Über schwere COVID-19 Verläufe entscheidet vor allem das Immunsystem

Das Immunsystem spielt eine Schlüsselrolle, wie schwer die COVId-19 Erkrankung verlaufen wird.
Von Beginn an war klar: Für alte Menschen ist das Coronavirus Sars-CoV-2 besonders gefährlich. Das Immunsystem altert nämlich mit und kann auf Erreger nicht mehr so schnell reagieren wie das eines jungen Menschen. Von der Alterung sind sowohl das angeborene als auch das erworbene Immunsystem betroffen. Außerdem neigen ältere Personen zu stärkeren Entzündungsreaktionen. Und sie haben oft Begleiterkrankungen, die sie zusätzlich schwächen. Herzleiden, Diabetes, Bluthochdruck und so weiter. Menschen, die bisher an COVID-19 gestorben sind, sind im Durchschnitt 81 Jahre alt.
Immunsystem so verschieden wie der Mensch
Dennoch kann es auch bei jungen und gesunden Menschen zu schweren Krankheitsverläufen im Rahmen einer Coronavirus-Infektion kommen. Eine eindeutige Erklärung dafür gibt es noch nicht. Jedoch scheinen genetische Faktoren eine große Rolle zu spielen. Fakt ist: Das Immunsystem unterscheidet sich von Mensch zu Mensch und ist so individuell wie der Charakter. Deshalb lässt sich schwer vorhersagen, bei wem COVID-19 lebensbedrohlich wird.
Üblicherweise läuft eine Infektion mit dem Coronavirus bei allen Menschen erst einmal recht harmlos ab. Im Gegensatz zur Grippe werden wir nicht schlagartig krank, sondern allmählich. Trockener Husten, Fieber, Gliederschmerzen stellen sich ein und zeigen, dass das Immunsystem aktiv geworden ist.

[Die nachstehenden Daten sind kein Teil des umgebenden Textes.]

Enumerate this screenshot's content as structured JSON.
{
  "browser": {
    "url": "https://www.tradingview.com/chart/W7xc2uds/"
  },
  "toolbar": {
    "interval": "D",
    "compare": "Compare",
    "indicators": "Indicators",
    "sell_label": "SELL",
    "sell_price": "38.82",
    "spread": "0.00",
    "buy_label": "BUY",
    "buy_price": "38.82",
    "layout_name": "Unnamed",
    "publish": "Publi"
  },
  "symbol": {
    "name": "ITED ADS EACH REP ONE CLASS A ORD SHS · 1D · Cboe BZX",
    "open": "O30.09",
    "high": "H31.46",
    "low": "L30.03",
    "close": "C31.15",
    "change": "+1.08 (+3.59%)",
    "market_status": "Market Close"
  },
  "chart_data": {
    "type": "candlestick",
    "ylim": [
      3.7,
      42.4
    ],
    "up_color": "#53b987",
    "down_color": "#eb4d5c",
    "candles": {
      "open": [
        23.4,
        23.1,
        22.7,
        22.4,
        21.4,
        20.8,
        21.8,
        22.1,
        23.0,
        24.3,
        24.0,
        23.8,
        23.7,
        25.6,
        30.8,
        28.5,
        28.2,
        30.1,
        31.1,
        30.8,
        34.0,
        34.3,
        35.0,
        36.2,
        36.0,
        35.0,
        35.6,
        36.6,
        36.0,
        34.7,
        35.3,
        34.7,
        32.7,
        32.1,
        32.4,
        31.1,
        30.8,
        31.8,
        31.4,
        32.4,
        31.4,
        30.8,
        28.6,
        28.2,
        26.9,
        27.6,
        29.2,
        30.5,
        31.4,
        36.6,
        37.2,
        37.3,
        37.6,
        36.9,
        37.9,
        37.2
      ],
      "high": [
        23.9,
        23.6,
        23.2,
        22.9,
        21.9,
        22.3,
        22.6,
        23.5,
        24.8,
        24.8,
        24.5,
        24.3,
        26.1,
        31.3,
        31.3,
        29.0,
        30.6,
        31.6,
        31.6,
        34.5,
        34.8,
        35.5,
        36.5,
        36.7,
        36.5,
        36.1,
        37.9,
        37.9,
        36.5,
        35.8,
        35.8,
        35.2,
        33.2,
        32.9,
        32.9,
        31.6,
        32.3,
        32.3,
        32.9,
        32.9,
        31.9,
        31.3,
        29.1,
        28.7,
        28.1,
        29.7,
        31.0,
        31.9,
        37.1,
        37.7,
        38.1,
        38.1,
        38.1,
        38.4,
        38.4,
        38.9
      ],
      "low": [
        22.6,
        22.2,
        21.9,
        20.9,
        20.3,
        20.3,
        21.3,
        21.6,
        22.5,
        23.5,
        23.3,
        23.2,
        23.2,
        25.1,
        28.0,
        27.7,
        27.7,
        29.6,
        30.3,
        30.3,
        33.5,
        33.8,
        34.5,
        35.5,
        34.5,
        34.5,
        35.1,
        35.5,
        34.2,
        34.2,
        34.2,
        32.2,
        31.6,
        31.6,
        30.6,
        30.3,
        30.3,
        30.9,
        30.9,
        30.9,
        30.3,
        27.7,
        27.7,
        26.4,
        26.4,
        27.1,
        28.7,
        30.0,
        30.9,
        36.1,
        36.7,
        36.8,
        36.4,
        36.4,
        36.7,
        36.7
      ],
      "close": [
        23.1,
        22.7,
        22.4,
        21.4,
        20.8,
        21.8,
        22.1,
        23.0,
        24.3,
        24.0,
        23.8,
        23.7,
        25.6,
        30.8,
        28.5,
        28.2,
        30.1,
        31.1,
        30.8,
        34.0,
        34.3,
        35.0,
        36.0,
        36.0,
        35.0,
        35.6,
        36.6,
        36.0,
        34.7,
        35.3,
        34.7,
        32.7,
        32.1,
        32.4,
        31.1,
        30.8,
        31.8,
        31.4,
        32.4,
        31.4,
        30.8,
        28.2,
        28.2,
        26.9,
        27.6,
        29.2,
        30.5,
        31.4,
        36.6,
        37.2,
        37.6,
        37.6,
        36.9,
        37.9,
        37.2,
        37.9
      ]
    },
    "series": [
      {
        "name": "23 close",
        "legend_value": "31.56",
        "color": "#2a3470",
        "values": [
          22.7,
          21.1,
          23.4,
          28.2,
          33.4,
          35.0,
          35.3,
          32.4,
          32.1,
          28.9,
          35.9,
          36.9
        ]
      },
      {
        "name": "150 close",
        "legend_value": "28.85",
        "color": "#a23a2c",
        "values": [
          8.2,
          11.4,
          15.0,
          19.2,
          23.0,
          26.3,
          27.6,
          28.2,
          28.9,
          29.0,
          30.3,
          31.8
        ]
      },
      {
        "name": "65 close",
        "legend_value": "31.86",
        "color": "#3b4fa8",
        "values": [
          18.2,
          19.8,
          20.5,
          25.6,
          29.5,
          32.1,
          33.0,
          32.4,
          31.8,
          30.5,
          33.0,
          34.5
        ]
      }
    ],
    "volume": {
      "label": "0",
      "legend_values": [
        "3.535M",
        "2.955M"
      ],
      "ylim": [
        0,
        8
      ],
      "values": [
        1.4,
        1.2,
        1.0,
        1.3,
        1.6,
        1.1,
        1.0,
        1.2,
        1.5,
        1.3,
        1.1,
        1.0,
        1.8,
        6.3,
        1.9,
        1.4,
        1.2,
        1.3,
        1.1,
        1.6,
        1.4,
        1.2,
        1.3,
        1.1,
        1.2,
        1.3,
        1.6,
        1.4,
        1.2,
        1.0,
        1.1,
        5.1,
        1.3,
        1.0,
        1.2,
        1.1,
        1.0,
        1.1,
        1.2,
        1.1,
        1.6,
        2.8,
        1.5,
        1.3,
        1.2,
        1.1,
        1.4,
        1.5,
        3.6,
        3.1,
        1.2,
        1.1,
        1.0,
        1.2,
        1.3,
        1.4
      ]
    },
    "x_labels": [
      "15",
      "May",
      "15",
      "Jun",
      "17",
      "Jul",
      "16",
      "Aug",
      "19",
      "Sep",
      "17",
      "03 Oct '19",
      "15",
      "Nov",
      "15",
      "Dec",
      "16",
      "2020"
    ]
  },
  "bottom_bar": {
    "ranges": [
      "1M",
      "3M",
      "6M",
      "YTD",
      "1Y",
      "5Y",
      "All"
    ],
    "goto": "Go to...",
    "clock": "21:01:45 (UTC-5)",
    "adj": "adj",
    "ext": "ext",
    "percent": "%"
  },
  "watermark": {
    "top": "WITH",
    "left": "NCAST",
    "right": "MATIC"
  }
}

In der zweiten Woche kann es zur Lungenentzündung kommen
Doch nach etwa einer Woche werden die entscheidenden Weichen gestellt, ob die körpereigne Abwehr mit den Erregern fertig wird, so lange sie noch im Rachen sitzen, oder ob sich die Infektion bis in die Lunge ausbreitet. In dieser Phase entscheidet also das Immunsystem, ob wir gesund werden, oder schwer krank.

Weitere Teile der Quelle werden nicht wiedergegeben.